As Britain emerges from lockdown, Johnson is looking to move past criticism of his government’s handling of the pandemic with a plan to repair the economic damage and reshape the country.
“We cannot continue simply to be prisoners of the crisis,” Johnson said. “We must work fast because we’ve already seen the vertiginous drop in GDP and we know that people are worried now about their jobs and their businesses.”
His message, delivered at a college in the central English town of Dudley, was overshadowed by the announcement of a new lockdown in Leicester, just 50 miles away, where COVID-19 infections are surging.
Nevertheless, with an exhortation to “build, build, build”, Johnson announced plans to speed up government infrastructure spending and cut through the red tape around planning to make private sector property development easier..
“We will build the hospitals, build the schools, the colleges. But we will also build back greener and build a more beautiful Britain,” he said.
Promising not to cut spending, he compared his plan to then U.S. President Franklin D. Roosevelt’s 1930s “New Deal”, which included job-creating public works projects to help the United States recover from the Great Depression.
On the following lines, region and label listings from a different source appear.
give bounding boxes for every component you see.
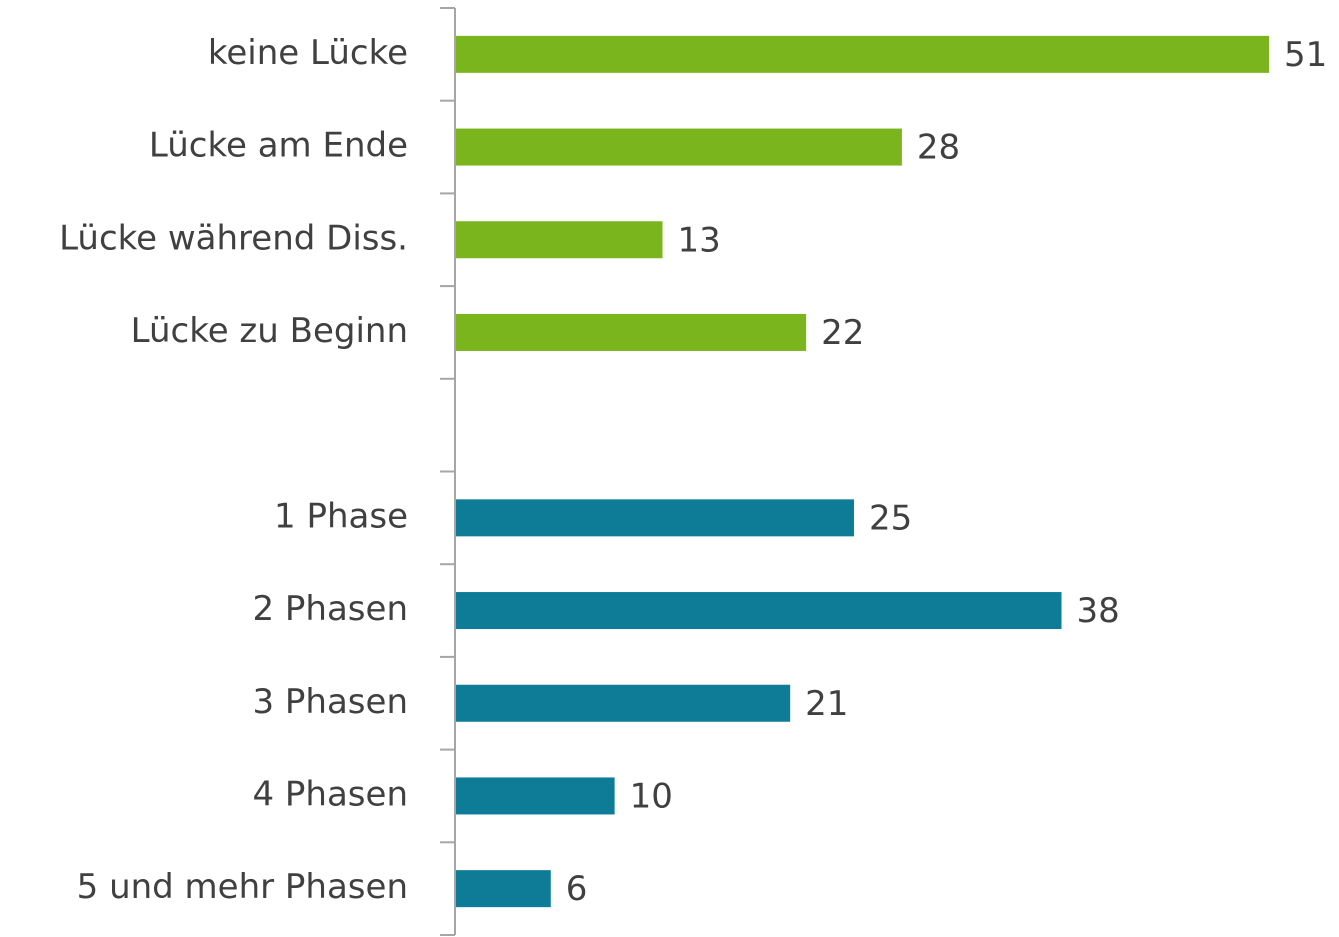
data-label: 25	[869, 498, 912, 538]
data-label: 10	[630, 776, 673, 816]
bar	[456, 684, 791, 722]
category-label: keine Lücke	[208, 33, 408, 73]
data-label: 13	[677, 220, 720, 260]
data-label: 22	[821, 313, 864, 353]
category-label: Lücke während Diss.	[59, 218, 408, 258]
data-label: 28	[917, 128, 960, 168]
bar	[456, 221, 663, 259]
category-label: 1 Phase	[274, 496, 408, 536]
bar	[456, 870, 551, 908]
category-label: Lücke am Ende	[149, 126, 408, 166]
bar	[456, 35, 1269, 73]
data-label: 51	[1284, 35, 1327, 75]
data-label: 21	[805, 684, 848, 724]
data-label: 6	[566, 869, 588, 909]
bar	[456, 777, 615, 815]
category-label: 3 Phasen	[252, 682, 408, 722]
category-label: 4 Phasen	[252, 774, 408, 814]
bar	[456, 128, 902, 166]
category-label: 5 und mehr Phasen	[77, 867, 408, 907]
category-label: 2 Phasen	[252, 589, 408, 629]
data-label: 38	[1077, 591, 1120, 631]
bar	[456, 592, 1062, 630]
category-label: Lücke zu Beginn	[131, 311, 408, 351]
bar	[456, 313, 807, 351]
bar	[456, 499, 855, 537]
“It sounds like a prodigious amount of government intervention, sounds like a new deal … If that is so, then that is how it’s meant to sound,” Johnson said.
SPENT SOONER
Tuesday’s headline spending announcement of 5 billion pounds ($6 billion) amounts to around 5% of gross public sector investment last year. Most had already been announced and is only being spent sooner than planned.
“It’s not enough,” Labour Party Leader Keir Starmer told the BBC. “The prime minister promised a new deal – well there’s not much that’s new and it’s not much of a deal.”
Kate Forbes, finance secretary for the devolved Scottish government, said the stimulus was below the response of countries like Germany. Layla Moran of the Liberal Democrats said it amounted to “scrabbling together a few quid rattling around behind the government sofa”.
The 5 billion pounds of accelerated investment will be made up of projects including hospitals, schools and roads. Finance minister Rishi Sunak will announce further details next week.
Britain’s recent history shows that while big infrastructure projects are often seen as a way to create jobs improve the economy, they are difficult to deliver.
A new underground train line in London is over budget and late, as is a north-south high speed rail link. After decades of discussing airport expansion at London Heathrow, the project remains mired in legal challenges.
“The key now is to ensure that these projects get off the ground as a matter of urgency,” said Stephen Phipson, Chief Executive of manufacturing trade body Make UK.